Sunday, April 27, 2008

THE EFFECTS OF EARLY RETIREMENT ON YOUTH EMPLOYMENT

by the Sandwichman

This is just bizarre:

The idea that forcing elderly workers out of the labor market before the statutory age of retirement would provide jobs for the unemployed young has been for a long time widely accepted in several European countries, particularly in Belgium where indeed youth unemployment is particularly high both in absolute and in relative terms. For most economists and fortunately an increasing number of Belgian this view is based on the erroneous belief in a fixed amount of work. Economists call this allegedly widespread view the "lump of labor fallacy".

No, the rationales I've heard for early retirement usually had to do with workforce reduction. Since layoffs would primarily affect the most recently hired -- and among them younger people -- the option of early retirement would thus presumably provide an alternative to layoffs, not a bonanza of job openings. The second rationale I've heard, though, does have to do with opening places for advancement of younger staff who otherwise have nowhere to go on the promotion ladder. So this early retirement business was not about some "erroneous belief in a fixed amount of work" but about coping with a declining amount of jobs or advancement possibilities in particular organizations.

I don't know if early retirement is an effective method for reducing a workforce while avoiding layoffs of workers without seniority. I would assume it depends on how it is implemented. But what is the point of assigning it some other purported purpose and then finding it didn't achieve something it was never expected to do?

Admittedly, the authors did cite a Belgian program that existed from 1983 to 1991 and that allowed a 5-year relaxation of the retirement age, without reduction of benefits, if the employer commited to replacing the retiree with an unemployed person receiving unemployment insurance. Such a program sounds like a bureaucratic nightmare but it wouldn't assume a fixed amount of work; it would prescribe a tit for tat. Some anti-dismissal legislation also allowed firms to lay off older workers provided they hired unemployed people collecting benefits. Same story. With only the authors' second-hand account to go on, those provisions sound more like loopholes with fig leafs than they do legitimate job creation strategies.

Those who make the fallacy claim fail to offer specific evidence of the supposed belief in a fixed amount of work. Yet it is too convenient to yield the burden of the proof on the advocates of the lump of labor fallacy. In our study we want to show that preretirement to make room for the young didn't work.

This is even more bizarre: if those who make the claim offer no evidence... CASE DISMISSED. If there's no evidence for the claim, there's no point in showing that a policy that, as far as we know, WASN'T based on the supposed belief may or may not have worked in accordance with that non-existent belief. If there's no evidence that X killed Y, there's no point to proving (or disproving) that it was in self defense.
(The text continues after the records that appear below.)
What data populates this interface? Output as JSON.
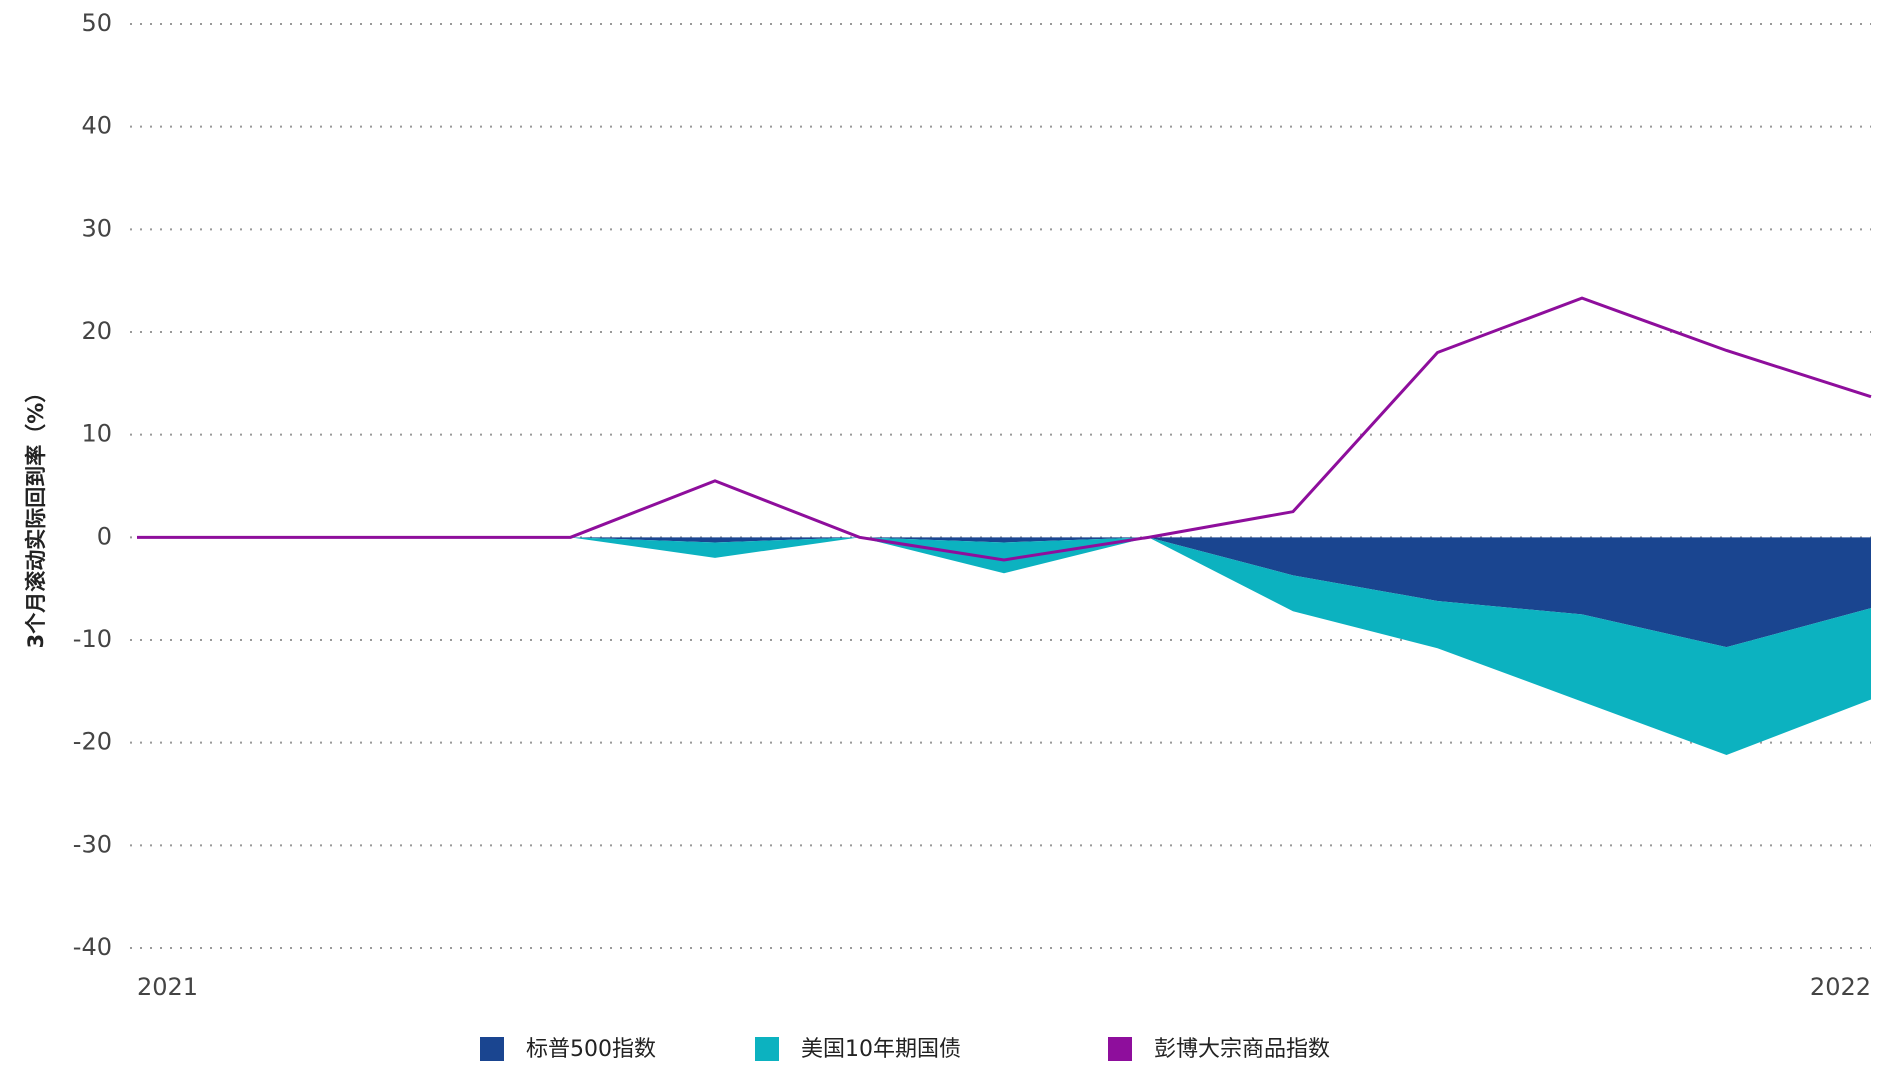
{
  "chart_data": {
    "type": "stacked_area_line",
    "y_label": "3个月滚动实际回到率（%）",
    "categories": [
      "2021",
      null,
      null,
      null,
      null,
      null,
      null,
      null,
      null,
      null,
      null,
      null,
      "2022"
    ],
    "series": [
      {
        "name": "标普500指数",
        "color": "#1a4590",
        "kind": "area",
        "values": [
          0,
          0,
          0,
          0,
          -0.5,
          0,
          -0.5,
          0,
          -3.7,
          -6.2,
          -7.5,
          -10.7,
          -6.9
        ]
      },
      {
        "name": "美国10年期国债",
        "color": "#0cb2c0",
        "kind": "area",
        "values": [
          0,
          0,
          0,
          0,
          -1.5,
          0,
          -3,
          0,
          -3.5,
          -4.6,
          -8.5,
          -10.5,
          -8.9
        ]
      },
      {
        "name": "彭博大宗商品指数",
        "color": "#8e0e9c",
        "kind": "line",
        "values": [
          0,
          0,
          0,
          0,
          5.5,
          0,
          -2.2,
          0,
          2.5,
          18,
          23.3,
          18.2,
          13.7
        ]
      }
    ],
    "ylim": [
      -40,
      50
    ],
    "yticks": [
      -40,
      -30,
      -20,
      -10,
      0,
      10,
      20,
      30,
      40,
      50
    ],
    "grid": true
  }
}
© 2008 International Monetary Fund WP/08/30
IMF Working Paper
Fiscal Affairs Department
The Effects of Early Retirement on Youth Unemployment: The Case of Belgium
Prepared by Alain Jousten, M. Lefèbvre, S. Perelman and P. Pestieau1
Authorized for distribution by Isaias Coelho
February 2008
This Working Paper should not be reported as representing the views of the IMF.


Well, I'm glad to hear that. I wonder, though, if there isn't some minimum level of coherence that an argument should attain before being distributed by the International Monetary Fund? I mean, if those who make the claim offer no evidence, what is the point of proceeding (other than to lend spurious credence to a claim for which no evidence has been offered)?

To be perfectly clear, Sandwichman doesn't much like the idea of early retirement and doesn't see it as a feasible strategy for re-assigning jobs. But that lack of enthusiasm has nothing to do with anyone else's supposed assumptions about a fixed amount of work.

BUT the positive side to this dumb paper is the sentence, "Those who make the fallacy claim fail to offer specific evidence of the supposed belief in a fixed amount of work." That's a paraphrase of what the Sandwichman has been saying for 10 years! Some reviewer of the paper probably questioned the authors about evidence for the fallacy claim and they put that in as a "qualifying phrase" rather than throw out the whole paper just because it was based on a chimera.

2 comments:

jsalvati said...

You should cite something near the beginning of your post, or at least state the source you are talking about before starting to discuss it. The way you did this post was hard to read.

Sandwichman said...

That's one way of looking at it. The other way would be to say that perhaps I'm writing a writerly text rather than a readerly one.